You could grep against the contents, and overwrite the current buffer with the output:

:%! grep moo

Now you would be left with the following:


Of course, you can always just use redirection when shelling out:

:! echo moose | grep moo

Since I still had SHELL set to Bash, I feel like that was cheating more than I wanted, so I avoided this approach.

Looping was kept pretty simple. Of course, you can shell out loops to Bash in the normal way, but I again tried to avoid this. Instead, I just used command repetition in Vim. x@: Where x is an integer (or implied 1 if missing.)
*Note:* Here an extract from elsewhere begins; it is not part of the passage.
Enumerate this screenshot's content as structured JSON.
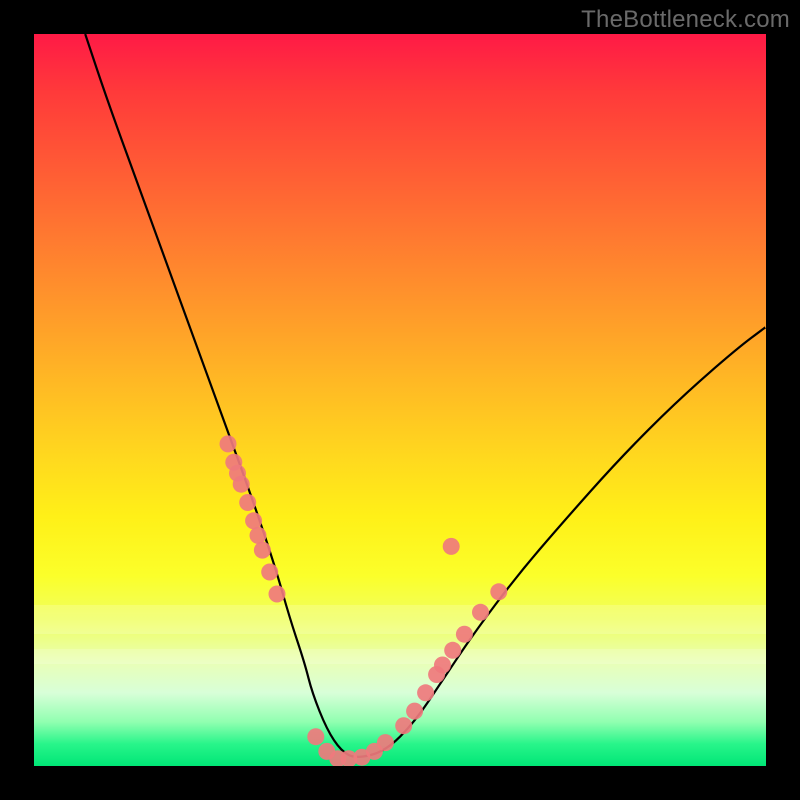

To repeat the date command, I could run:


Alternatively, I could repeat it five times:


SSH to various machines

Finally, we come to moving between machines. With SSH keys and agent forwarding enabled, it's easy to move between SSH jump-box and second tier infrastructure just executing SSH as we would expect.

:!ssh webserver.domain

With Vim now as my default shell, I will get a new instance of Vim on the remote machine. Quitting Vim is sufficient to return to the previous machine in our chain (the jump-box, in my environment.)

And then the grind...

So all of this is fine in theory, but how does it hold up to real-life work? I'll be honest, I used this for about three weeks to really give it a try. It's definitely doable but I wouldn't necessarily call it usable. I generally use Bash as my primary shell because I enjoy the many built-in workflow improvements it has to offer. From simple things like command history to more interesting features like syntax and command expansion, all of these great features are more-or-less lost using Vim. And again, when you spend that much time inside a shell, not being able to do things like this can often hurt:

sh$ sudo !!
sh$ ^10^11
sh$ !:0-2 status !$
sh$ colodo webserver{050..110}.domain !$ -v

You get the idea.

A major consideration when attempting to use Vim as a shell is SSH remote command execution breaks because it relies on the user's shell which (when set to Vim) is now trying to open filenames rather than execute commands. At OkCupid, we have a critical utility called colodo which assists in executing statements across multiple nodes throughout the infrastructure. This utility relies on SSH remote command execution to work, and outright fails in this model. That probably became my biggest pain point. Running commands individually across 100 or more nodes is bad enough, but try doing that through a text editor. 😝

I love Vim, and this little experiment hasn't changed that at all (though I do have a stronger appreciation for Bourne shells now.) In the end, I reverted my shell back to Bash so I could get real work done.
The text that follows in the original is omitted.